Continuous Delivery: The Epicenter of Digital Transformation

Written by: Viktor Farcic

Way back in 1913, Henry Ford transformed the manufacturing process when he installed the first moving assembly line in one of his factories. Ford’s innovation enabled him to create high-quality products faster and cheaper, offer them to consumers at a much more affordable price and gain a significant advantage over his competitors and their manual processes. Today, continuous delivery is doing the same thing for software development that Henry Ford and his assembly line did for manufacturing.

As digital transformation sweeps across industries and around the world, many organizations are focused on finding ways to accelerate the delivery of new applications, services and capabilities. Continuous delivery gives organizations the ability to develop and deliver high-quality software faster and more efficiently.

Closely related to the increasingly popular practice of DevOps, continuous delivery is a process that enables development teams to continuously roll out tested code that is always in a production-ready state. To achieve continuous delivery, application development teams incorporate automation to deliver updates more rapidly and with fewer errors. Once a new feature or update is complete, the code is immediately available for deployment to test environments, pre-staging or live production. In continuous delivery, software is continuously tested for production readiness with feedback provided automatically whenever a change is made. Building, testing and releasing software faster and more frequently reduces the cost, time and risk of deploying changes by allowing for ongoing, incremental updates to applications in production.

ABN AMRO is just one of many companies using continuous delivery to good advantage. The Netherlands-based bank offers customers a comprehensive range of products and services through omni-channel distribution, including advanced mobile applications and internet banking. As a result, the company must remain agile and be able to move quickly to stay competitive and keep their customers happy. Using continuous delivery, ABM AMRO:

  • Increased release frequency by 600 percent

  • Cut build times by 70 percent

  • Reduced testing time by 75 percent

  • Increased velocity 100 percent

At a business level, ABN AMRO is able to respond to competitive threats more quickly and introduce new innovation on an ongoing basis,” says Stefan Simenon, head of centre of expertise tooling and software development at ABN AMRO.
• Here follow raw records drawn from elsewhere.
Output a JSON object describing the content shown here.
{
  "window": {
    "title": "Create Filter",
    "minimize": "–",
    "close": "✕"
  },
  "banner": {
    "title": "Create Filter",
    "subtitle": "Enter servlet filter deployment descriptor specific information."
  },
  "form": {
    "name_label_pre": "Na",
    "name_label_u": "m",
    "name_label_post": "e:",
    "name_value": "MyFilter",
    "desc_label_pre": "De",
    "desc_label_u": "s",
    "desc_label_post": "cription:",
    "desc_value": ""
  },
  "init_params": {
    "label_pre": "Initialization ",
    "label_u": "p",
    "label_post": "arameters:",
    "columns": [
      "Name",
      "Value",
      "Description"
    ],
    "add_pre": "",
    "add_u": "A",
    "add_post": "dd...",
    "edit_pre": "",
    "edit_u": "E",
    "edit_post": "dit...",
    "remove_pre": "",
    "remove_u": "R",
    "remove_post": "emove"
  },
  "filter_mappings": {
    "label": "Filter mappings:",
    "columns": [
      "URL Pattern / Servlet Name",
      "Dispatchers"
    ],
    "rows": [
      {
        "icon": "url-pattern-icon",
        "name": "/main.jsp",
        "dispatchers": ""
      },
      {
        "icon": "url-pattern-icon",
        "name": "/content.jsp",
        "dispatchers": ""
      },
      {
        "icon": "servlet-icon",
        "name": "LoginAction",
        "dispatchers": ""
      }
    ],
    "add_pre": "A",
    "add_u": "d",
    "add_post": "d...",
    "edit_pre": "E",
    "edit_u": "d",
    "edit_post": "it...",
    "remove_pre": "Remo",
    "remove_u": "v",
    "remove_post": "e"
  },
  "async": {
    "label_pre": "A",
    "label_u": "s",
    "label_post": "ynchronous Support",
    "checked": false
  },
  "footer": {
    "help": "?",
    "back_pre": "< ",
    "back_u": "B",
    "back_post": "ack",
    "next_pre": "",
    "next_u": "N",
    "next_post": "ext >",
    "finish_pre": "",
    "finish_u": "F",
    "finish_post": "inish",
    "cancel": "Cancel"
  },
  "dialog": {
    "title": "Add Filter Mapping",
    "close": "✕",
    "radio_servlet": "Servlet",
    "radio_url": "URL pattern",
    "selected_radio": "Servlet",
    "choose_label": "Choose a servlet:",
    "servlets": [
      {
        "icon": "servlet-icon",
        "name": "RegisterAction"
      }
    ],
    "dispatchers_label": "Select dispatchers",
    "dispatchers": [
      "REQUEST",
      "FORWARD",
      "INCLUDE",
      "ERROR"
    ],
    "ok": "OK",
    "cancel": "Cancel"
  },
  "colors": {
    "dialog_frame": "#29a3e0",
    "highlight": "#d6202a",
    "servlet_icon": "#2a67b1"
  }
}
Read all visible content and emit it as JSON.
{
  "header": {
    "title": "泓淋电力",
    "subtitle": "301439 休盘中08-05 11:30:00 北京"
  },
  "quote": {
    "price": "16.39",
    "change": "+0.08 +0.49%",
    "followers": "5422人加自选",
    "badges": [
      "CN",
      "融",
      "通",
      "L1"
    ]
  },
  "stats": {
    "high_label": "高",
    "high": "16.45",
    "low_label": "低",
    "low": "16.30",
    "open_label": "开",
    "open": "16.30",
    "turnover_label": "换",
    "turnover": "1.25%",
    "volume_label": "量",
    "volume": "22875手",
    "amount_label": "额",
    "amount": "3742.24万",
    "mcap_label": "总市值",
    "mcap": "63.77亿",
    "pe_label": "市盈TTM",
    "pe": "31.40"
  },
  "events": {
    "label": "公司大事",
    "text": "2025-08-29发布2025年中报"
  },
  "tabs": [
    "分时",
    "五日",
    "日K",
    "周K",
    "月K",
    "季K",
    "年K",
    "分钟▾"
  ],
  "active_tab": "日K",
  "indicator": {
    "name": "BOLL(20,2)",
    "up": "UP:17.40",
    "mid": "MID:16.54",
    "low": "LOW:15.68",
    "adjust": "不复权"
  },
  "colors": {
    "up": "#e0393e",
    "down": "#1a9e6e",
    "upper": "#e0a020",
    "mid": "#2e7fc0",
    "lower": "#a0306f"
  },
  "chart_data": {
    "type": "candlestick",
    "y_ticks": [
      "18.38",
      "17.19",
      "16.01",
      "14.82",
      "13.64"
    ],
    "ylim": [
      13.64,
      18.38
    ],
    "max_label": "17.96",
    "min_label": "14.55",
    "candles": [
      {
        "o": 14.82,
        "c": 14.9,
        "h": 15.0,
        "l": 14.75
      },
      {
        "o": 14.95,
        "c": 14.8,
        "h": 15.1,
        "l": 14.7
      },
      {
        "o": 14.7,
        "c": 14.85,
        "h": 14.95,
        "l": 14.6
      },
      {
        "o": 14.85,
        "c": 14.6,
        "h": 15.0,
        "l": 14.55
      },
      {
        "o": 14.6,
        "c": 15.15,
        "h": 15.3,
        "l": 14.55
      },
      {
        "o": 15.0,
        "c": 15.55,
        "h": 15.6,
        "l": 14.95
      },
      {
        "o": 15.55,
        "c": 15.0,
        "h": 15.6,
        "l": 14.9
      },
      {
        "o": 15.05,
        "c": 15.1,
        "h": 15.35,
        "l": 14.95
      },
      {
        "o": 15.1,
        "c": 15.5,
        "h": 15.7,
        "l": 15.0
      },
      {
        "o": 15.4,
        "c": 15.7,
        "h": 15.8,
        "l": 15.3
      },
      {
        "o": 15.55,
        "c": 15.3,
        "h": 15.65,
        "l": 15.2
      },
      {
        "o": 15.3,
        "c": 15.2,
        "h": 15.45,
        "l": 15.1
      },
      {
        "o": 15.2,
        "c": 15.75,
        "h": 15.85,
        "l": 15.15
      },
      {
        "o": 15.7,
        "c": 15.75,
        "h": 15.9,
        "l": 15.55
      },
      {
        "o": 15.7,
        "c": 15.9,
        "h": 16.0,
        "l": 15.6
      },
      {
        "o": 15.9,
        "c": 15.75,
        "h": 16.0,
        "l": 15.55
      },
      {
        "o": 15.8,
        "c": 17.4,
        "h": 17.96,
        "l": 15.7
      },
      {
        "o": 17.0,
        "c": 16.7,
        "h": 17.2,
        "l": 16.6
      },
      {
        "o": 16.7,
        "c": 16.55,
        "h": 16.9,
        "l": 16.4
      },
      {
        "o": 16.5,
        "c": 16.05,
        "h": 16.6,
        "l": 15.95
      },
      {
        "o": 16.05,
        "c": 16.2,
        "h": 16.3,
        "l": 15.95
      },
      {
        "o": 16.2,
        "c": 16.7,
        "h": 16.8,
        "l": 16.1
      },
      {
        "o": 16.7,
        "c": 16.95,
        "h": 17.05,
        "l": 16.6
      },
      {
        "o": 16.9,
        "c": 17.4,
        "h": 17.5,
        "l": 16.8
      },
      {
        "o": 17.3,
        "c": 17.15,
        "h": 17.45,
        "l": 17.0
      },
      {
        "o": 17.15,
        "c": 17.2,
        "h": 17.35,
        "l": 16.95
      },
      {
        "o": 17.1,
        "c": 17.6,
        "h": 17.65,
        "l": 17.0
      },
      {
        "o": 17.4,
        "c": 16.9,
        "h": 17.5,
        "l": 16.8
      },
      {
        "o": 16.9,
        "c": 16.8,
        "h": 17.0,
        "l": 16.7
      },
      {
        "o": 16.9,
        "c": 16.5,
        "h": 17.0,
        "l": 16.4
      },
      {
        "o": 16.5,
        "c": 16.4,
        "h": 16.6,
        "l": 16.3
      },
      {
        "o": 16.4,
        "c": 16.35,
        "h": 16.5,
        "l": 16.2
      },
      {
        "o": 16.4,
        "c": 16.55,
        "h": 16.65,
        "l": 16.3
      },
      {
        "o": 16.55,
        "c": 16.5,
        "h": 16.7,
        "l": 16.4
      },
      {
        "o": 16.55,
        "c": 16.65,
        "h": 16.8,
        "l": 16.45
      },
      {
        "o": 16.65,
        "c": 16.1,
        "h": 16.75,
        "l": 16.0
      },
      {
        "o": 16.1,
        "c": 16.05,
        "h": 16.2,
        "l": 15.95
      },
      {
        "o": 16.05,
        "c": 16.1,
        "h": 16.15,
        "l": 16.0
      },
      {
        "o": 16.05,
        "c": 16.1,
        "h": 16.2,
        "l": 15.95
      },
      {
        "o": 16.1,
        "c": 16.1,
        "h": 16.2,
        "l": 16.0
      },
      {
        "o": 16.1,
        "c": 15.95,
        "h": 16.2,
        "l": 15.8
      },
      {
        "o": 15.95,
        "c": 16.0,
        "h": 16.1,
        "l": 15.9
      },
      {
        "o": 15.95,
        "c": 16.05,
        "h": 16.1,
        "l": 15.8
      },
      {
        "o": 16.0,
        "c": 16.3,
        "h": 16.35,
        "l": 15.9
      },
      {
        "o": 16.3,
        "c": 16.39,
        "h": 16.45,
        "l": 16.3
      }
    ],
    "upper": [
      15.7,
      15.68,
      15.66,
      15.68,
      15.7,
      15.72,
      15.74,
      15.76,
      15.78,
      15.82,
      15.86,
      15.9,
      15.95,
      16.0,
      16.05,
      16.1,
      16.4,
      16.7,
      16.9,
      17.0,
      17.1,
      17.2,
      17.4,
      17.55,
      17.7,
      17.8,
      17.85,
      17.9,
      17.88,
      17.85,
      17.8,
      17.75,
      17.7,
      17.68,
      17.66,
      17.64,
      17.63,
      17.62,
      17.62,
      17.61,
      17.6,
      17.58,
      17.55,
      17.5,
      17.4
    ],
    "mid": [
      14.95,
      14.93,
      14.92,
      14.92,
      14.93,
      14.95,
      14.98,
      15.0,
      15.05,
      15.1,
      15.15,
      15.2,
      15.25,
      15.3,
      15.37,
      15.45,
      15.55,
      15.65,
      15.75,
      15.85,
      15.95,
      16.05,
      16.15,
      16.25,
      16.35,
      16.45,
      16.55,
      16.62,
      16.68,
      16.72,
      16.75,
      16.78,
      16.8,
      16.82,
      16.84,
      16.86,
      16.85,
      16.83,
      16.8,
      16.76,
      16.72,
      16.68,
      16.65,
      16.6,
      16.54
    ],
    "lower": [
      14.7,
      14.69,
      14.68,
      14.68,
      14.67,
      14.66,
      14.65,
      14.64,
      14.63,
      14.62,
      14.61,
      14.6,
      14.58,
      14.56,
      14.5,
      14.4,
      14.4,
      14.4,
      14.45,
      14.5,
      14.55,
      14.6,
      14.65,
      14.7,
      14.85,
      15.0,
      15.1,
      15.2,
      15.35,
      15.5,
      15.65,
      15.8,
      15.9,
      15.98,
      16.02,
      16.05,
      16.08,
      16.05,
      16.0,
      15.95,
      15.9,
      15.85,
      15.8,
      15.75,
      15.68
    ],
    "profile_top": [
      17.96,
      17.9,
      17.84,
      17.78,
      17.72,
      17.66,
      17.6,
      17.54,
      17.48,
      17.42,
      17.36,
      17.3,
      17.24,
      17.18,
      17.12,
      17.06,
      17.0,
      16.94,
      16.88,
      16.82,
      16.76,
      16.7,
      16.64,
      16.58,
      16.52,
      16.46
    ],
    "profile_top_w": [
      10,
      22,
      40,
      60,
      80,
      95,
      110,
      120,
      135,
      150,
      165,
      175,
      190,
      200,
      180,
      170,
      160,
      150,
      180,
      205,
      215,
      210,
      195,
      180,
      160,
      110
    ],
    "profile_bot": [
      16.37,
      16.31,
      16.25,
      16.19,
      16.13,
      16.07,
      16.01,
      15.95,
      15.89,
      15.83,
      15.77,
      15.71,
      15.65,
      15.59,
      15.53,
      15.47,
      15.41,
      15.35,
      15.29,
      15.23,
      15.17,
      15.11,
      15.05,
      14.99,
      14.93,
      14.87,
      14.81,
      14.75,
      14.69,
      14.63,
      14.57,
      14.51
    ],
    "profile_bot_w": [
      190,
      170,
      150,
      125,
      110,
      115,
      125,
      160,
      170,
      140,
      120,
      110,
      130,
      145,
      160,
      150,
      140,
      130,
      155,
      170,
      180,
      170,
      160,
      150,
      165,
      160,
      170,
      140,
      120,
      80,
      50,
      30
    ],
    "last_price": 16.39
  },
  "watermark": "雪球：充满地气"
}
The industrialization of software

Traditional software development is an extremely manual process, much like the one Ford faced more than a century ago in manufacturing. Writing, building, testing and deploying software requires hundreds of hours of labor. Often there are major gaps between handoffs from developers to QA to IT. Those gaps double when code is sent back for fixes. Despite the many technology advances software has helped to bring about, software development is still largely mired in monolithic applications that contain millions of lines of code and are delivered only once or twice a year through antiquated waterfall processes.

Ford solved his problem by introducing the moving assembly line and automating the production of cars. He divided the manufacturing process for his Model T automobiles into 84 specific tasks and set up specialized workstations all along the assembly line. The Model T chassis moved along a 150-foot-long conveyor at a speed that allowed workers at each station to perform their assigned tasks quickly and efficiently, without slowing the continuous process. Efficiency rose and production costs dropped dramatically. Ford reduced the time required to build a car from 12 hours to 93 minutes—an 87 percent improvement. As a result, he was able to improve his profit margin, pay his workers double the industry average, and still lower the vehicle price for consumers. In 1914, 308,162 Model Ts rolled off the Ford assembly line, more than the number of cars produced by all other automakers combined.

Continuous delivery provides similar benefits for software development. It’s the industrialization of the software industry, and the epicenter of digital transformation for forward-thinking organizations. An automated assembly line, based on continuous delivery processes, converts the latest software changes into code that has been built, tested and deployed, and rapidly provides feedback on changes and errors in the code. By automating and streamlining much of the process, continuous delivery greatly increases efficiency and sharply reduces the time and expense of software development and delivery.

As Henry Ford, the man who simplified and streamlined manufacturing, observed: “There are no big problems; there are just a lot of little problems.” Today, continuous delivery is helping a growing number of organizations overcome the sometimes daunting challenge of rapidly and efficiently developing and delivering high-quality software, by providing a process that transforms it into a series of smaller problems that are easier to solve.